I previously wrote a short review of the book, In His Steps, by Charles Sheldon. I told how the book has deeply affected me and how I now feel led to do this bible study on the subject of following in His steps. I have just recently posted the first part of the study having to do with our unity in Christ, entitled, Following in His Steps: Part 1 — Finding the Power. This post is the second part, having to do with how Christ lived His life, showing us how we should live.
There are three different aspects of Jesus’ life that we will observe: (1) how He served, (2) how He loved, and (3) how He suffered. We will view these things with the intent on following His example. Our focus in this post is on His humble service.
How He Served
Jesus’ service to man can be observed over and over again in many places in the gospels. But one of the best and well known accounts of His service is when He washed His disciple’s feet (from John 13:1-15). We will begin our study by pondering the meaning of verse 3-4:
Jesus, knowing that the Father had given all things into His hands, and that He had come forth from God, and was going back to God, 4 rose from supper, and laid aside His garments; and taking a towel, He girded Himself about. NASB
The question we have to ask ourselves when we read these verses is, what is the significance of the timing?
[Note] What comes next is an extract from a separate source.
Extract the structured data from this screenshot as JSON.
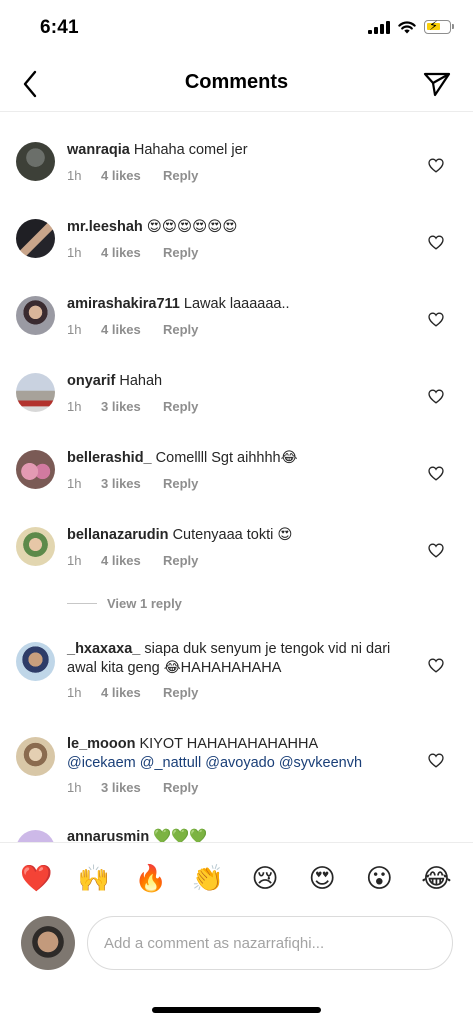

Why did Jesus decide to wash the disciple’s feet at this point?
The first idea I had is that perhaps His Father was calling Him to do it at this point was in order to make clear, for the record, what His purpose was—that though He was God, He came to serve man.
Secondly, I believe He was compelled to wash their feet at this time, because it may have been the only time available to convey such a valuable lesson, which they needed to hear before it was too late. For indeed, as Adam Clarke indicates in His commentary,
Our Lord, seeing himself almost at the end of his race, and being about to leave his apostles, thought it necessary to leave them a lesson of humility exemplified by himself, to deliver them from the bad influence of those false ideas which they formed concerning the nature of his kingdom. On all occasions previously to this, the disciples had shown too much attachment to worldly honours and dignities: if this ambition had not been removed, the consequences of it would have been dreadful in the establishment of the religion of Christ; as after his death, it would have divided and infallibly dispersed them. It was necessary therefore to restrain this dangerous passion, and to confirm by a remarkable example what he had so often told them, that true greatness consisted in the depth of humility, and that those who were the willing servants of all should be the highest in the account of God.
This of course applies to us too. We also need to be delivered from any false ideas of His kingdom. And so, He washed their feet to give us, as well as to give them, a model of how to serve, in loving humility—that disposition, which was required for His kingdom.
Hence, I see that He is showing us that we should not exalt ourselves over others, but instead we should regard ourselves as servants of others. And this may require great humility, as is the case in foot washing. Yes, the nature of a servant is to give ourselves for others. Service acts are always selfless acts, acts that are made not for the pleasure or for the good of self, but for others. Hopefully, by His grace we will come to enjoy serving others, but that should not be our focus. Our focus in serving should be to please others and God.
What are some acts of service that would be equal to washing feet (in the sense of a humble service) that we can think about doing? Here are a few ideas:
- Personal care of the elderly
- Care for infants and toddlers
- Helping someone move without pay!
- Cutting a neighbors grass without pay!
- Plowing a driveway without pay!
In a nutshell, this kind of service is any kind of service that would be a benefit to another, but not necessarily to myself. It is an act of selfless service.